9 de abril de 2020

“Hablemos de la belleza, de la mirada cristalina de William Cooper
mirando al horizonte cuando le cortaron la cabeza con el filo de una pala”.
Jesús Zomeño

También en el virus hay belleza, no sólo la belleza microscópica de sus fotografías en la prensa, todo verde y adornado de apéndices. Detrás de esa belleza proteínica aguarda otra belleza que está oculta entre los pliegues de la excepcionalidad.

Tenemos la belleza de la cola del estanco y del saqueo de los rollos de papel el día del decreto de la alarma, como en un revelado fotográfico de nuestras necesidades animales.

O la belleza de un cumpleaños en el confinamiento, de la ración de tarta para uno y la canción cantada para uno y del deseo íntimo de no cumplir más años si tienen que seguir viniendo así.

No olvidemos la belleza de las persianas cerradas de los bares, una belleza de párpados caídos, de la condena al sueño triste de los bares en la esperanza de la resurrección.

Admiremos la belleza de los guantes, de quienes pasean a sus perros con los guantes o conducen el coche con los guantes, con la ilusión de la seguridad mientras el virus cabalga por los guantes.

Y la belleza de los lazos vecinales justo antes de convertirse en nudos.
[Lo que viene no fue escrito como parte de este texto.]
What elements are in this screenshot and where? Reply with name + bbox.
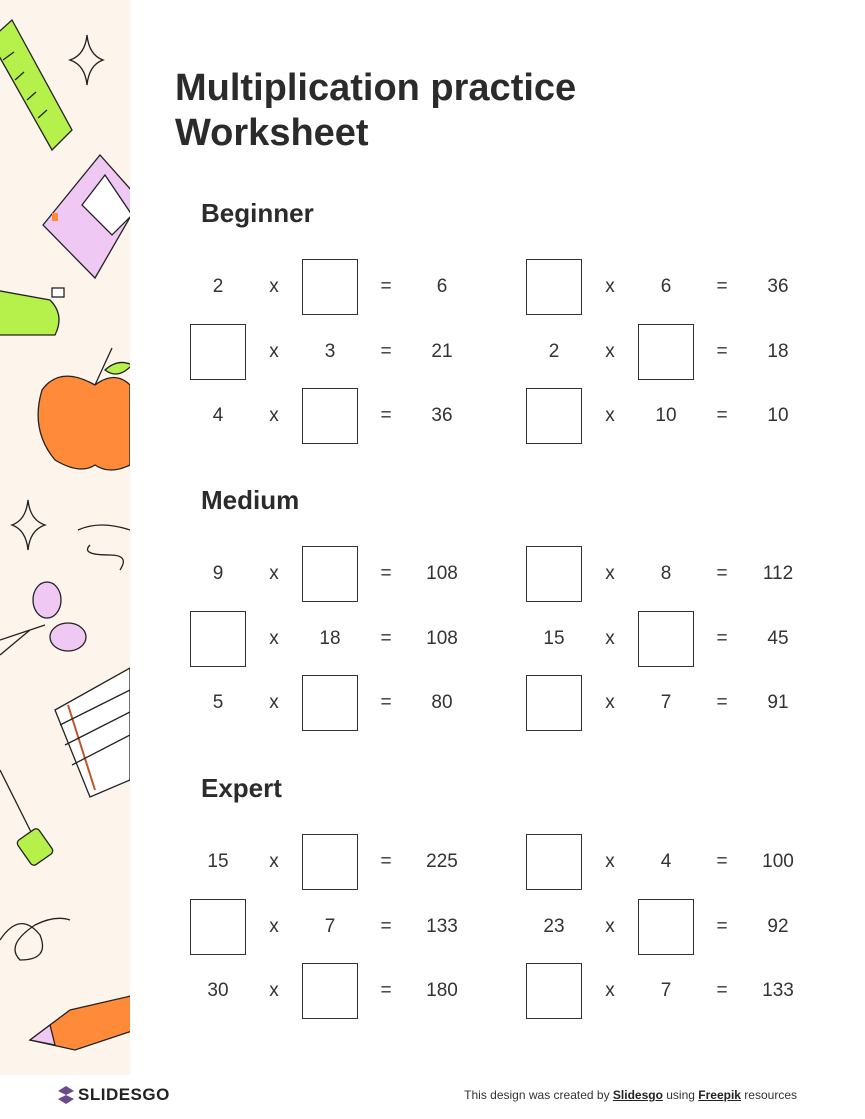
- operand-value: 4: [660, 851, 672, 872]
- operand-value: 8: [660, 563, 672, 584]
- equals-sign: =: [716, 405, 728, 426]
- operand-value: 2: [212, 276, 224, 297]
- operand-value: 7: [324, 915, 336, 937]
- product-value: 100: [762, 851, 794, 872]
- product-value: 108: [426, 627, 458, 649]
- product-value: 80: [431, 692, 453, 713]
- section-heading: Expert: [201, 773, 282, 803]
- times-sign: x: [605, 851, 615, 872]
- equals-sign: =: [380, 276, 392, 297]
- operand-value: 9: [212, 563, 224, 584]
- answer-box[interactable]: [190, 611, 246, 667]
- equals-sign: =: [716, 276, 728, 297]
- equals-sign: =: [716, 851, 728, 872]
- scissors-icon: [0, 582, 86, 655]
- credit-text: This design was created by: [464, 1088, 613, 1102]
- answer-box[interactable]: [526, 259, 582, 315]
- ruler-icon: [0, 20, 72, 150]
- operand-value: 7: [660, 692, 672, 713]
- equals-sign: =: [380, 627, 392, 649]
- operand-value: 7: [660, 980, 672, 1001]
- equals-sign: =: [380, 340, 392, 362]
- times-sign: x: [605, 627, 615, 649]
- pencil-case-icon: [0, 288, 64, 335]
- freepik-link[interactable]: Freepik: [698, 1088, 741, 1102]
- times-sign: x: [269, 692, 279, 713]
- product-value: 92: [767, 915, 789, 937]
- times-sign: x: [605, 915, 615, 937]
- apple-icon: [38, 348, 130, 470]
- times-sign: x: [605, 692, 615, 713]
- answer-box[interactable]: [302, 546, 358, 602]
- footer-credit: [464, 1088, 797, 1102]
- sparkle-icon: [12, 500, 45, 550]
- answer-box[interactable]: [302, 963, 358, 1019]
- pencil-icon: [30, 995, 130, 1050]
- title-line-1: Multiplication practice: [175, 67, 577, 109]
- product-value: 112: [762, 563, 794, 584]
- operand-value: 10: [655, 405, 677, 426]
- product-value: 45: [767, 627, 789, 649]
- product-value: 133: [426, 915, 458, 937]
- equals-sign: =: [716, 915, 728, 937]
- times-sign: x: [269, 915, 279, 937]
- section-heading: Medium: [201, 485, 300, 515]
- equals-sign: =: [380, 692, 392, 713]
- operand-value: 18: [319, 627, 341, 649]
- times-sign: x: [269, 627, 279, 649]
- answer-box[interactable]: [190, 324, 246, 380]
- times-sign: x: [269, 340, 279, 362]
- product-value: 21: [431, 340, 453, 362]
- answer-box[interactable]: [302, 675, 358, 731]
- credit-text: resources: [740, 1088, 797, 1102]
- times-sign: x: [605, 340, 615, 362]
- answer-box[interactable]: [638, 899, 694, 955]
- notebook-paper-icon: [55, 668, 130, 797]
- operand-value: 23: [543, 915, 565, 937]
- answer-box[interactable]: [190, 899, 246, 955]
- sparkle-icon: [70, 35, 103, 85]
- book-icon: [43, 155, 130, 278]
- equals-sign: =: [380, 405, 392, 426]
- answer-box[interactable]: [526, 675, 582, 731]
- times-sign: x: [269, 276, 279, 297]
- times-sign: x: [605, 405, 615, 426]
- logo-text: SLIDESGO: [78, 1085, 170, 1104]
- answer-box[interactable]: [302, 834, 358, 890]
- equals-sign: =: [716, 627, 728, 649]
- compass-icon: [0, 770, 54, 867]
- page-title: [175, 66, 576, 156]
- squiggle-icon: [78, 525, 130, 570]
- answer-box[interactable]: [526, 388, 582, 444]
- equals-sign: =: [380, 563, 392, 584]
- times-sign: x: [269, 563, 279, 584]
- answer-box[interactable]: [526, 834, 582, 890]
- operand-value: 5: [212, 692, 224, 713]
- product-value: 10: [767, 405, 789, 426]
- times-sign: x: [269, 405, 279, 426]
- title-line-2: Worksheet: [175, 112, 369, 154]
- product-value: 133: [762, 980, 794, 1001]
- answer-box[interactable]: [526, 963, 582, 1019]
- times-sign: x: [605, 980, 615, 1001]
- product-value: 91: [767, 692, 789, 713]
- answer-box[interactable]: [638, 324, 694, 380]
- product-value: 36: [767, 276, 789, 297]
- operand-value: 6: [660, 276, 672, 297]
- slidesgo-link[interactable]: Slidesgo: [612, 1088, 663, 1102]
- times-sign: x: [269, 980, 279, 1001]
- operand-value: 30: [207, 980, 229, 1001]
- slidesgo-logo-icon: [58, 1086, 74, 1104]
- section-heading: Beginner: [201, 198, 314, 228]
- times-sign: x: [269, 851, 279, 872]
- equals-sign: =: [716, 980, 728, 1001]
- credit-text: using: [662, 1088, 699, 1102]
- decorative-illustration-strip: [0, 0, 130, 1075]
- equals-sign: =: [716, 692, 728, 713]
- product-value: 6: [436, 276, 448, 297]
- equals-sign: =: [716, 340, 728, 362]
- answer-box[interactable]: [526, 546, 582, 602]
- product-value: 18: [767, 340, 789, 362]
- operand-value: 3: [324, 340, 336, 362]
- product-value: 36: [431, 405, 453, 426]
- product-value: 180: [426, 980, 458, 1001]
- equals-sign: =: [380, 980, 392, 1001]
- operand-value: 2: [548, 340, 560, 362]
- operand-value: 4: [212, 405, 224, 426]
- times-sign: x: [605, 563, 615, 584]
- times-sign: x: [605, 276, 615, 297]
- answer-box[interactable]: [638, 611, 694, 667]
- answer-box[interactable]: [302, 259, 358, 315]
- answer-box[interactable]: [302, 388, 358, 444]
- equals-sign: =: [716, 563, 728, 584]
- equals-sign: =: [380, 851, 392, 872]
- operand-value: 15: [543, 627, 565, 649]
- equals-sign: =: [380, 915, 392, 937]
- slidesgo-logo: [58, 1085, 170, 1105]
- operand-value: 15: [207, 851, 229, 872]
- product-value: 225: [426, 851, 458, 872]
- squiggle-icon: [0, 918, 70, 960]
- product-value: 108: [426, 563, 458, 584]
De cada cual fiscalizando la tos tras los tabiques y evitando encontrarse a las vecinas. Del filo doble de la inquisición, en la comunidad, de cada síntoma.

Miremos la belleza de quien se queda en casa convencido de su propio civismo, con la jaculatoria del todo pasará. De la dulce trinchera de la casa y el dulce clasismo de la espera del paquete de Amazon en casa.

Tenemos la belleza del contagio que cae como una gota de aceite y que se expande en la foto de familia, obrando la comunión caliente de la fiebre en toda la familia.

Y no olvidemos tampoco la belleza de los respiradores, que vienen a librarnos de la asfixia a cambio de sembrarnos el dilema de a quién hay que salvar.

Veamos la belleza de la mancha que deja la lágrima de rímel en la máscara, del llanto confinado detrás de las paredes de la casa, del duelo amordazado que a nadie le duele porque nadie lo ve.

Hablemos de la belleza de este virus, que tiene la fugacidad del brillo del arsénico.